# Bearded dragon got a home makeover!



## TechnoCheese (Apr 14, 2018)

Hey, guys!
I decided to try out eco earth because Pancake is always trying to burrow, and since coco coir is completely plant matter, I’m betting that impaction is very unlikely. Humidity is only up to 40%, and I’ve got it nice and packed down!



Anyone think I should change anything?


----------



## wellington (Apr 14, 2018)

Looks nice. Can't think of anything else.
Have you ever used the Excavator clay substrate? You mix with water, form and let harden. I really like it so far. I use it for my bearded and Uro. You can form caves and ledges out of it. I built each a cave. My Uro has dug away at his that it's almost topless and my bearded only used his the first week. I may have made it too small. But they can dig in the stuff themselves too. It's not cheap but fun to work with and more realistic.
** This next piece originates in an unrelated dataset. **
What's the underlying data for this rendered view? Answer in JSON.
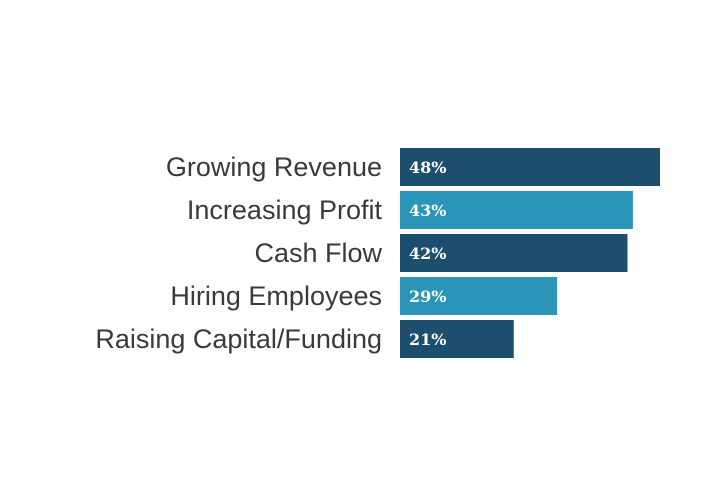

Anything else I used, coir included, just too messy.


----------



## TechnoCheese (Apr 14, 2018)

wellington said:


> Looks nice. Can't think of anything else.
> Have you ever used the Excavator clay substrate? You mix with water, form and let harden. I really like it so far. I use it for my bearded and Uro. You can form caves and ledges out of it. I built each a cave. My Uro has dug away at his that it's almost topless and my bearded only used his the first week. I may have made it too small. But they can dig in the stuff themselves too. It's not cheap but fun to work with and more realistic. Anything else I used, coir included, just too messy.



I have actually used excavator clay with my Sulcata, just as a little mountain thing! In my experience, it was super crumbly, and got infested with moths the first time I used it, lol. I also feel like it might be a bit unsanitary, because it’s not movable? I dunno, I’ve just had a not-so-great experience with it, lol.
Thank you!


----------



## wellington (Apr 14, 2018)

Geez I hope I don't get the moths. I have enough problems with the peat moss and flies.
This is my first go around with the stuff. Haven't been using it long, so haven't run into any negative yet, except it's not as sturdy as I thought with the one cave crumbling.


----------